If we never take a step back and reflect, and create a high-level system, then we need to constantly make those decisions again and again each week, which sops up some of our very necessary cognition. And in leadership, you need to protect as much of that cognition as possible.

There’s a section about prioritization, including her approach, based in notion, with the following breakdown:

  1. Things that are actively on fire or are time-sensitive
  2. Things that can be done quickly
  3. Things that need a scheduled block of time
  4. Things that I may get to further along

Although that doesn’t work for me (should I make a blogpost about it?), it makes a very, very valid point I’m addressing in a different way:

Part of the reason we do the small things early on is because morale is important

I like this approach much more than a kanban board or a homegrown to-do list for the week because they feel unsatisfying and never-ending. In this model, the big picture is broken down day by day, and at the end of the week, it’s clear I’ve gotten things accomplished, which helps me feel motivated.

Another very relevant opinion, specially if you’re new to the management path:

For a new manager, it can be tough to understand that your job has changed and, though you may need some focus time, focus is not your primary function anymore. Meetings are now your job. Coordination is your job. Your job is to be interruption-driven so your team can stay focus-driven. This means you shouldn’t be protecting yourself too much from meetings.

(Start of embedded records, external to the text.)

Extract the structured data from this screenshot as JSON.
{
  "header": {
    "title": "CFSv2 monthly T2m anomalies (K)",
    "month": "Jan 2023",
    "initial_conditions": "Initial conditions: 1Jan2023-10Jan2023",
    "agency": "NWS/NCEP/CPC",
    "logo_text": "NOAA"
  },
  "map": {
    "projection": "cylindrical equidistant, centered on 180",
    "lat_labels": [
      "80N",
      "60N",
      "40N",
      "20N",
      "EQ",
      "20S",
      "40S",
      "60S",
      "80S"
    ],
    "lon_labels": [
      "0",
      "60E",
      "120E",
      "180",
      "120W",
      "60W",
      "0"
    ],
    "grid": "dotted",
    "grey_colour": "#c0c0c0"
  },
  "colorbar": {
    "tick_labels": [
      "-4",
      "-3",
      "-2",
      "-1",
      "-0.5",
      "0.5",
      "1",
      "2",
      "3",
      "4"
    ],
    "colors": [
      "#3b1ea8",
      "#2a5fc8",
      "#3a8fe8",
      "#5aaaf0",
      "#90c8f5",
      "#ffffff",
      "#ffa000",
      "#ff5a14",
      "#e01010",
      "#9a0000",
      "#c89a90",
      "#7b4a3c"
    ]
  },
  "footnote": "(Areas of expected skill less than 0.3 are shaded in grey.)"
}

Last but not least, you also have to take care of yourself. I have to tatoo the next quote. I’m terrible at this:

To be a resilient manager, you have to forgive yourself. You’ll be more productive on some days (or hell, even years!) than you will be on others. That’s okay. Life is full of ebbs and flows.

It also addresses personal, internal conflicts, in a very mature way, without trying to see “the bright side of things”:

Jessi didn’t downplay the negative interaction or pretend it was actually a positive one. We acknowledged it, and then figured out how to move on.

Also, it reasons about believing in yourself as a way to care about you:

research shows that belief in your own ability can be a better predictor of future success than previous job performance

… and …

Surrounding Yourself With People Who Believe In You

One of the last tips is joining/creating a cabal of peers ❤:

The manager cabal was created by a friend, Simona Cotin. Author and trainer Lara Hogan suggested she create it during one of her workshops. Like the coach, we all listen to one another and help give advice, but this is a different kind of safe space. Where coaching gives me tools, this cabal allows us all to have a place of inclusion. We can laugh and express remorse, but more than anything, it’s a place to be ourselves and not have everything be so serious.


Although I have never had the EM title officially, I’ve managed teams for most of my career. I’ve been collecting many lessons for years in a document, and I’ve added there many references to this book :).

I’ve enjoyed it a lot. It’s packed with wisdom that is hard to master. It has helped me to understand why I have a great perception of some leaders I’ve previously worked with. Now I can read better the best leader I’ve worked for. It felt very natural, and maybe it was for her, but a closer analysis on her management style shows there are specific things that can be learnt and improved, and this book is definitely a way to do it. That explains the “… for the rest of us” title.